The specific diagnosis of splenosis is most reliably established with help of Tc-99m-DRBC scintigraphy. Tc-99m-DRBC scintigraphy has shown to be more sensitive than Tc-99m-sulfur colloid scintigraphy [10]. About 90% of the administered Tc-99m-labeled heat-damaged autologous red blood cells are sequestered by reticuloendothelial cells and can be used to identify splenic tissue.

As splenosis is a quite rare disease there exist no studies with a larger cohort of patients to evaluate sensitivity and specificity of Tc-99m-DRBC scintigraphy. Yet, Tc-99m-DRBC scintigraphy is still considered as the gold standard in the non-invasive diagnosis of splenosis.

Conclusion

Although intrahepatic splenosis represents an extremely rare condition, this diagnosis should always be taken into consideration in patients with history of abdominal trauma with splenic involvement presenting with an indeterminate focal liver lesion.

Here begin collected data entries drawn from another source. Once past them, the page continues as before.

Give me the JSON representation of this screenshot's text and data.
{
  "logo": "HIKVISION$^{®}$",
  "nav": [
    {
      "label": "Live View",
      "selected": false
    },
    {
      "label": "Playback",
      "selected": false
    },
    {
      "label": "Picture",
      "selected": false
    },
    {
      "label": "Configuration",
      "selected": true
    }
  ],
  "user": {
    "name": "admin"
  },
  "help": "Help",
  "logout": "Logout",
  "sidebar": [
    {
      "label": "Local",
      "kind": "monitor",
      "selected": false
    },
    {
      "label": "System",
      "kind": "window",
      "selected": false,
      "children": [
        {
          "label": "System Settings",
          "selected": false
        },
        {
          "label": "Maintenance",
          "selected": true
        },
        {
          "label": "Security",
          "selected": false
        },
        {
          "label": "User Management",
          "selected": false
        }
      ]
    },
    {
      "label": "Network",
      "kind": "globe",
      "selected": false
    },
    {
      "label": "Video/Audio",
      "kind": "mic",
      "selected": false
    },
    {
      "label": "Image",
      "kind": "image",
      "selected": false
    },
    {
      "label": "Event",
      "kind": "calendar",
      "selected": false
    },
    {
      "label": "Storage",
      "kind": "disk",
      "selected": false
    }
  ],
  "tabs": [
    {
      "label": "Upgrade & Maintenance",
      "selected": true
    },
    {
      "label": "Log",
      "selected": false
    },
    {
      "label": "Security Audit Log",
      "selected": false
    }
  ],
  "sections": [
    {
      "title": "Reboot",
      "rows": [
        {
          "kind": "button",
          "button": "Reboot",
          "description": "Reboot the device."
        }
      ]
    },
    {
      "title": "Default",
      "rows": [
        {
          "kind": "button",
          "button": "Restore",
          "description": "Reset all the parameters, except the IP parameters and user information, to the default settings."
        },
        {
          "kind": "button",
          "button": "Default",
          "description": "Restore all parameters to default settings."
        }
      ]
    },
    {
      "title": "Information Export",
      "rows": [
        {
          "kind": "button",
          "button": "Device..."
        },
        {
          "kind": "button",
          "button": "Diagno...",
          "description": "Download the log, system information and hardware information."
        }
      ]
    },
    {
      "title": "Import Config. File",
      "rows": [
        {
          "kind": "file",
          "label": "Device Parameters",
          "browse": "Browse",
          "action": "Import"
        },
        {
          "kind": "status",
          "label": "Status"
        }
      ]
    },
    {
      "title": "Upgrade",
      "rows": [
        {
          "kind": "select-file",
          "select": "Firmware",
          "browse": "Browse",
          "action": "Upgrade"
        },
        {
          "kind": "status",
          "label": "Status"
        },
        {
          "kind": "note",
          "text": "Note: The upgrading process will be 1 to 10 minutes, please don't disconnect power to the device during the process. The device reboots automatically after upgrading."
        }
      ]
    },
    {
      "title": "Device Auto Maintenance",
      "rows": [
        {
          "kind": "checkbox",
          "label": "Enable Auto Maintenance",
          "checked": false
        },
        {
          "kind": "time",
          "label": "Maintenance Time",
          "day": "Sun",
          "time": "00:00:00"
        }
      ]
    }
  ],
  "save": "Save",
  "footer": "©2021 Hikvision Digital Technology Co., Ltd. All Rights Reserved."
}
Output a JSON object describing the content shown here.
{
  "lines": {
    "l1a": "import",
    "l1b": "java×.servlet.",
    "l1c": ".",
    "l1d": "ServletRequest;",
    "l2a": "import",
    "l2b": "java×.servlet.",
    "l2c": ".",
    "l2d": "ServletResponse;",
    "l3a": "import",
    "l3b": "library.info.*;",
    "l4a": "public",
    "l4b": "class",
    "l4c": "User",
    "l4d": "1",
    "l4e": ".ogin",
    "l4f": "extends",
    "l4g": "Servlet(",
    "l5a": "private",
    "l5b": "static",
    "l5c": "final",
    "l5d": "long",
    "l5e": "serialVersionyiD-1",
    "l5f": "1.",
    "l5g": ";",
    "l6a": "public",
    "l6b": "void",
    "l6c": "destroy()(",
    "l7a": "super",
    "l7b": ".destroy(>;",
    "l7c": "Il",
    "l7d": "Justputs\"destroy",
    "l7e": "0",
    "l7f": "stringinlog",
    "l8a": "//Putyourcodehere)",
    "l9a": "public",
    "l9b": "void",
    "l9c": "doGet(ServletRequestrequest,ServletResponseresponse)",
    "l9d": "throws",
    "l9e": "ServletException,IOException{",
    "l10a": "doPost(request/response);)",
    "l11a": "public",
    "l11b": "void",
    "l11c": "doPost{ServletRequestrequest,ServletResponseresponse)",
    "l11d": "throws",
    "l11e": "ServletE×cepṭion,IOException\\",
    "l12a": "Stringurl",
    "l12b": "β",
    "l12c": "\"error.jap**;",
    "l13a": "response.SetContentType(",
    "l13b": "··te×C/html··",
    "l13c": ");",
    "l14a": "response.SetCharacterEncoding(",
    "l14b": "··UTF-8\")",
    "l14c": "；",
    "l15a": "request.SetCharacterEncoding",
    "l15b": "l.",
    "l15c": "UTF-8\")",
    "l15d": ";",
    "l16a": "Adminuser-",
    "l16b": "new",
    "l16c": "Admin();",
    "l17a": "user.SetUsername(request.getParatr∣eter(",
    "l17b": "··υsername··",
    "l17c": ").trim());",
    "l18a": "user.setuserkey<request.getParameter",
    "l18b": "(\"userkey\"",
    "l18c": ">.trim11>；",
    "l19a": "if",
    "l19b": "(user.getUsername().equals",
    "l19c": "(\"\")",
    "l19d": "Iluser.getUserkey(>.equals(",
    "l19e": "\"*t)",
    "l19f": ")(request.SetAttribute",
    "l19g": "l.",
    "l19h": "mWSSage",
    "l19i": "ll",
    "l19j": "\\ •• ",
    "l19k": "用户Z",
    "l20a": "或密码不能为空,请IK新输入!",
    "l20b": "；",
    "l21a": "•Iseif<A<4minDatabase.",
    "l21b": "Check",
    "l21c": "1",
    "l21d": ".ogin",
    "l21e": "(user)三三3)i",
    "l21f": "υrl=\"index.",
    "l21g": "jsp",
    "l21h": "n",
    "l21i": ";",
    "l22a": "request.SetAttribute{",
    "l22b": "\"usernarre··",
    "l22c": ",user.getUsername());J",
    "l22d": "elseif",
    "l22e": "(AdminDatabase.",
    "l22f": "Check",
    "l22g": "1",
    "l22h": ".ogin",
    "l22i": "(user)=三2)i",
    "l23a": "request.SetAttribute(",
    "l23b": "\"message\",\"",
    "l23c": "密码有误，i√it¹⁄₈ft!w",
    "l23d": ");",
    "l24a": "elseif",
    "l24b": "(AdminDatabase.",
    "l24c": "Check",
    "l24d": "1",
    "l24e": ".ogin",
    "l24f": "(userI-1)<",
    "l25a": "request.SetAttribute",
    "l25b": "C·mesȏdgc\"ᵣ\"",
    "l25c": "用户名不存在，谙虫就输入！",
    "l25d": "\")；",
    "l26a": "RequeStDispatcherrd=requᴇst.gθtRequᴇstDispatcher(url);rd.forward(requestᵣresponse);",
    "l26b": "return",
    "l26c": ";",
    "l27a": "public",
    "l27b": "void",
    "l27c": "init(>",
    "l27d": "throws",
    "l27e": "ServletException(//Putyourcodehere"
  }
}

At contrast enhanced MRI with Gadolinium-chelates, splenosis shows a signal behaviour and enhancement pattern similar to that of potentially present accessory spleen but does not necessarily exhibit iron uptake on SPIO enhanced imaging. The diagnosis of splenosis may then be reliably confirmed by Tc-99m-DRBC scintigraphy and will help to avoid unnecessary major surgery or other invasive therapeutic procedures.

Splenosis per se does not require particular follow up with diagnostic imaging or other investigations. Interferon therapy of hepatitis C in the cirrhotic patient with splenosis is safe, however, careful follow-up is crucial.